The move came just two days after the Alberta Cabinet appeared to duck issuing a back-to-work order, as some 3,000 demonstrators chanted slogans and waved placards while the Cabinet met in the Legislature building
Thursday, Human Resources Minister Clint Dunford said he expected the teachers and the children back in their classes Friday morning.
Learning Minister Lyle Oberg said there was concern for the 350,000 children who have been missing classes, especially the 12th-grade students who risk not graduating this year if the strike drags out much longer.

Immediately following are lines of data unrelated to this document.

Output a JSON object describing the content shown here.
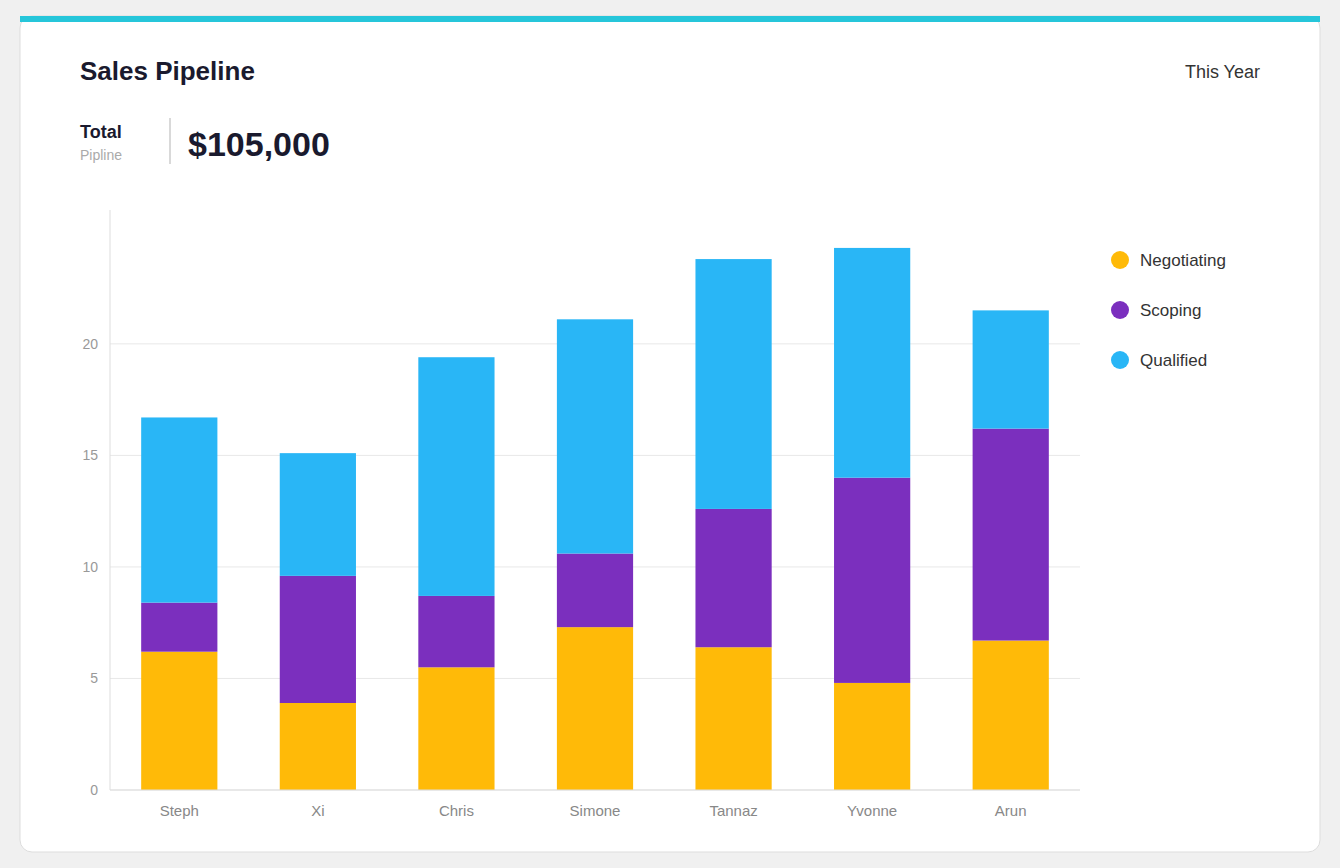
{
  "chart_data": {
    "type": "bar",
    "stacked": true,
    "title": "Sales Pipeline",
    "annotations": [
      "This Year",
      "Total",
      "Pipline",
      "$105,000"
    ],
    "categories": [
      "Steph",
      "Xi",
      "Chris",
      "Simone",
      "Tannaz",
      "Yvonne",
      "Arun"
    ],
    "series": [
      {
        "name": "Negotiating",
        "color": "#FFBA08",
        "values": [
          6.2,
          3.9,
          5.5,
          7.3,
          6.4,
          4.8,
          6.7
        ]
      },
      {
        "name": "Scoping",
        "color": "#7B2FBE",
        "values": [
          2.2,
          5.7,
          3.2,
          3.3,
          6.2,
          9.2,
          9.5
        ]
      },
      {
        "name": "Qualified",
        "color": "#29B6F6",
        "values": [
          8.3,
          5.5,
          10.7,
          10.5,
          11.2,
          10.3,
          5.3
        ]
      }
    ],
    "ylim": [
      0,
      26
    ],
    "yticks": [
      0,
      5,
      10,
      15,
      20
    ],
    "grid": true,
    "legend": "right"
  }
}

The decision to order the teachers back to work came after the right-of-center Progressive Conservative Cabinet held a conference call with Premier Ralph Klein, who has the reputaiton of being one of the toughest provincial premiers in Canada. Klein was in Germany, with a trade mission headed by Prime Minister Jean Chretien, and had earlier decided not to fly back home to resolve the crisis.
Some 14,000 teachers across the province have been on strike since Feb. 4, and the crisis deepened Tuesday when another 6,000 public school teachers joined them, bringing the total to more than 20,000, in what has become the biggest teachers' strike in Alberta's history.

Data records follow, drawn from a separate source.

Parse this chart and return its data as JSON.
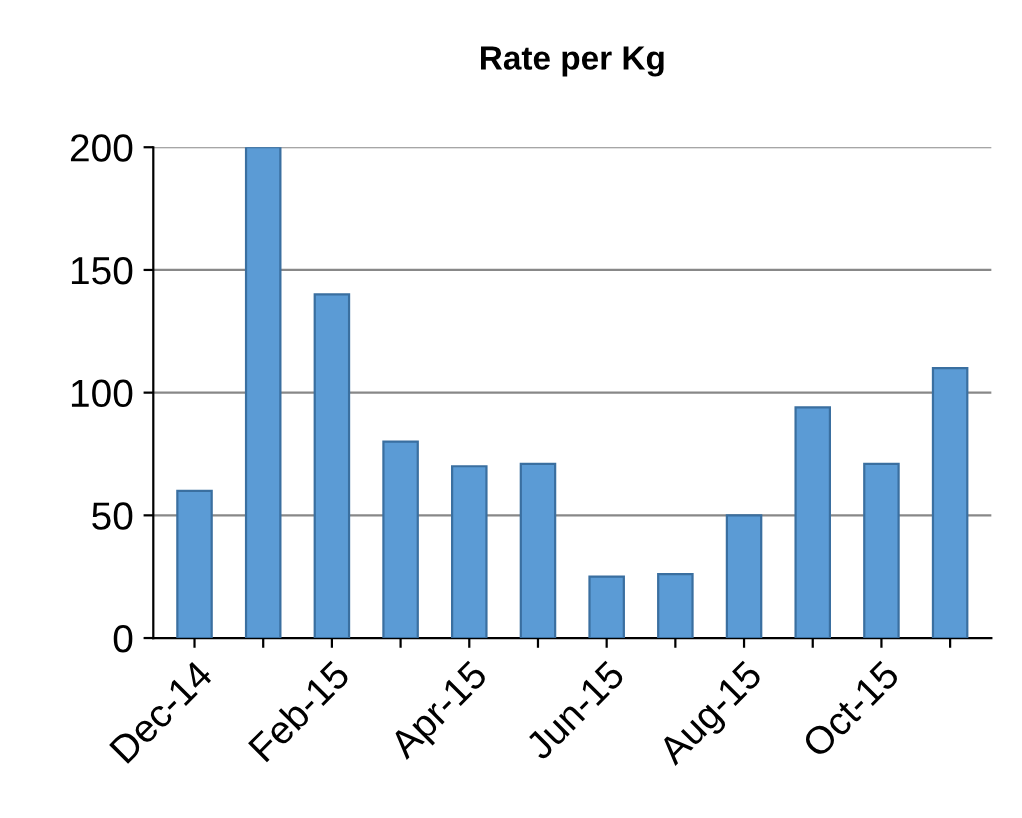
{
  "chart_data": {
    "type": "bar",
    "title": "Rate per Kg",
    "categories": [
      "Dec-14",
      null,
      "Feb-15",
      null,
      "Apr-15",
      null,
      "Jun-15",
      null,
      "Aug-15",
      null,
      "Oct-15",
      null
    ],
    "values": [
      60,
      200,
      140,
      80,
      70,
      71,
      25,
      26,
      50,
      94,
      71,
      110
    ],
    "color": "#5b9bd5",
    "ylim": [
      0,
      200
    ],
    "yticks": [
      0,
      50,
      100,
      150,
      200
    ],
    "grid": "y"
  }
}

The Alberta Teachers Association said it had asked its members to abide by the government's order, but the union's lawyers would be in court on Friday to challenge the government's state-of-emergency declaration.

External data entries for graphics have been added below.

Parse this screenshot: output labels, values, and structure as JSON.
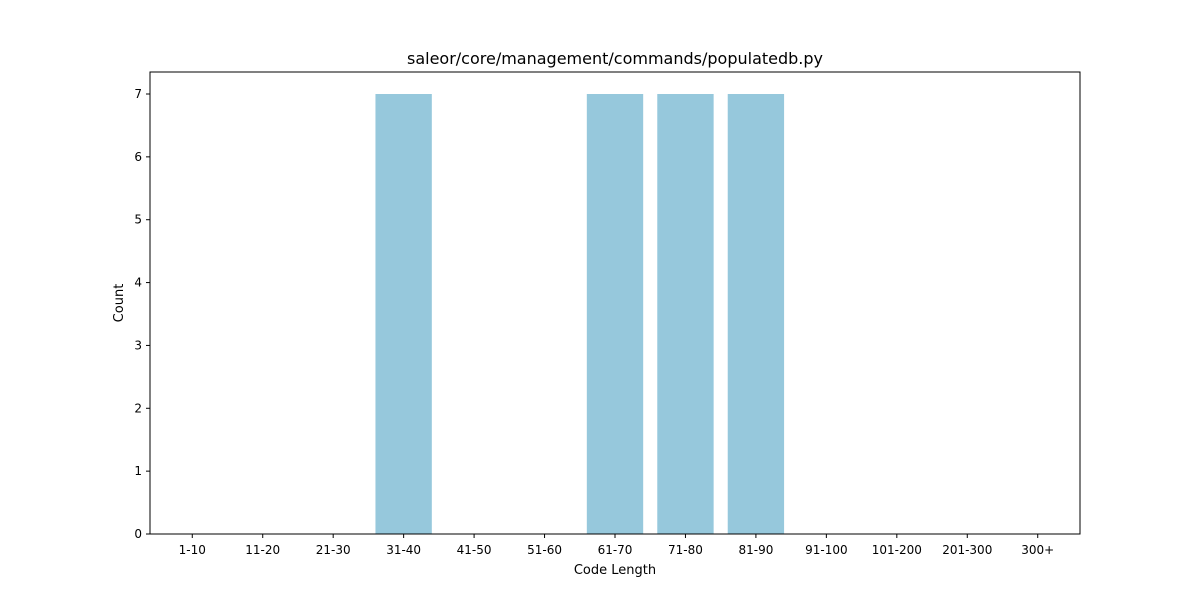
{
  "chart_data": {
    "type": "bar",
    "title": "saleor/core/management/commands/populatedb.py",
    "xlabel": "Code Length",
    "ylabel": "Count",
    "categories": [
      "1-10",
      "11-20",
      "21-30",
      "31-40",
      "41-50",
      "51-60",
      "61-70",
      "71-80",
      "81-90",
      "91-100",
      "101-200",
      "201-300",
      "300+"
    ],
    "values": [
      0,
      0,
      0,
      7,
      0,
      0,
      7,
      7,
      7,
      0,
      0,
      0,
      0
    ],
    "ylim": [
      0,
      7.35
    ],
    "yticks": [
      0,
      1,
      2,
      3,
      4,
      5,
      6,
      7
    ],
    "bar_color": "#96c8dc",
    "grid": false
  }
}
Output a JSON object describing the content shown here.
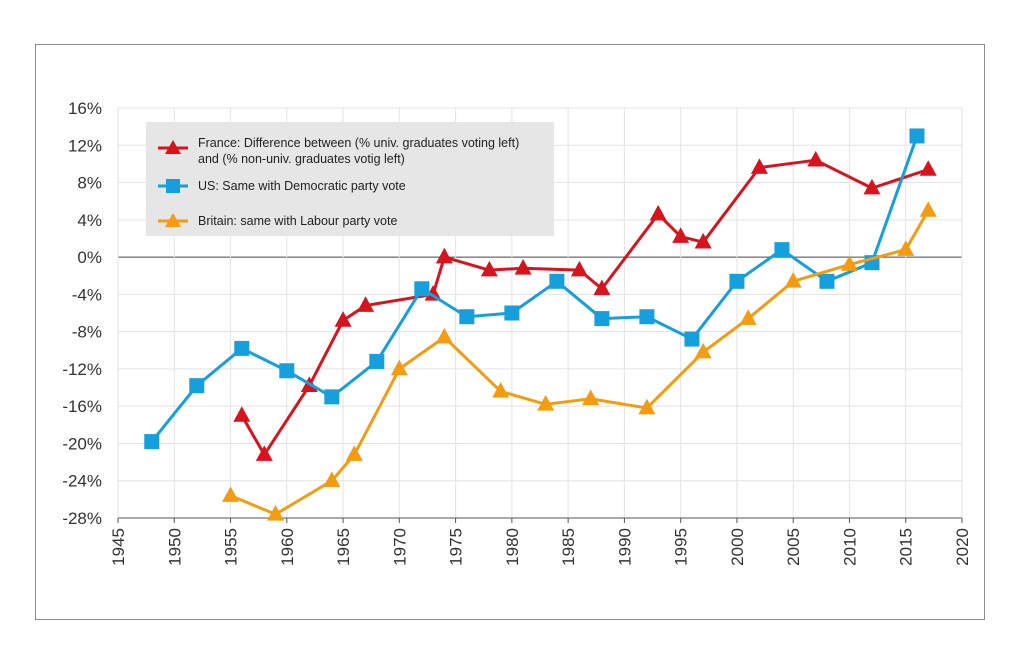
{
  "chart_data": {
    "type": "line",
    "title": "",
    "xlabel": "",
    "ylabel": "",
    "xlim": [
      1945,
      2020
    ],
    "ylim": [
      -28,
      16
    ],
    "x_ticks": [
      "1945",
      "1950",
      "1955",
      "1960",
      "1965",
      "1970",
      "1975",
      "1980",
      "1985",
      "1990",
      "1995",
      "2000",
      "2005",
      "2010",
      "2015",
      "2020"
    ],
    "y_ticks": [
      "16%",
      "12%",
      "8%",
      "4%",
      "0%",
      "-4%",
      "-8%",
      "-12%",
      "-16%",
      "-20%",
      "-24%",
      "-28%"
    ],
    "grid": true,
    "legend_position": "top-left",
    "legend_lines": [
      [
        "France: Difference between (% univ. graduates voting left)",
        "and (% non-univ. graduates votig left)"
      ],
      [
        "US: Same with Democratic party vote"
      ],
      [
        "Britain: same with Labour party vote"
      ]
    ],
    "series": [
      {
        "color": "#d7141e",
        "marker": "triangle",
        "x": [
          1956,
          1958,
          1962,
          1965,
          1967,
          1973,
          1974,
          1978,
          1981,
          1986,
          1988,
          1993,
          1995,
          1997,
          2002,
          2007,
          2012,
          2017
        ],
        "y": [
          -17,
          -21.2,
          -13.8,
          -6.8,
          -5.2,
          -4.0,
          0.0,
          -1.4,
          -1.2,
          -1.4,
          -3.4,
          4.6,
          2.2,
          1.6,
          9.6,
          10.4,
          7.4,
          9.4
        ]
      },
      {
        "color": "#159fdc",
        "marker": "square",
        "x": [
          1948,
          1952,
          1956,
          1960,
          1964,
          1968,
          1972,
          1976,
          1980,
          1984,
          1988,
          1992,
          1996,
          2000,
          2004,
          2008,
          2012,
          2016
        ],
        "y": [
          -19.8,
          -13.8,
          -9.8,
          -12.2,
          -15.0,
          -11.2,
          -3.4,
          -6.4,
          -6.0,
          -2.6,
          -6.6,
          -6.4,
          -8.8,
          -2.6,
          0.8,
          -2.6,
          -0.6,
          13.0
        ]
      },
      {
        "color": "#f39c12",
        "marker": "triangle",
        "x": [
          1955,
          1959,
          1964,
          1966,
          1970,
          1974,
          1979,
          1983,
          1987,
          1992,
          1997,
          2001,
          2005,
          2010,
          2015,
          2017
        ],
        "y": [
          -25.6,
          -27.6,
          -24.0,
          -21.2,
          -12.0,
          -8.6,
          -14.4,
          -15.8,
          -15.2,
          -16.2,
          -10.2,
          -6.6,
          -2.6,
          -0.8,
          0.8,
          5.0
        ]
      }
    ]
  }
}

The teachers are demanding more pay, smaller classes, better working conditions, and contract language that would boost recruitment and give teachers longer retention terms.
Klein says Alberta teachers are already among the highest paid in Canada, but last year his government allocated a 6 percent pay hike for them over two years. The teachers are demanding nearly twice that amount. Klein says there simply isn't enough cash in the kitty.
Dunford told reporters the government was giving the teachers' union and the school boards until March 15 to reach a deal, failing which an arbitrator's settlement would be imposed on them.
ATA President Larry Booi said he did not believe the government had enough evidence to prove that an emergency existed. Nevertheless, the teachers had decided earlier that if they were ordered back to work, tbey would abide by the order and return to their classes, while waiting for a court decision
An earlier Ontario court decision, taken as a benchmark in other provinces, sets 23 days as the limit for a teachers' strike, beyond which it becomes an emergency. The 14,000 teachers who walked out on Feb. 4 have been on strike for 17 days, or six days short of the benchmark.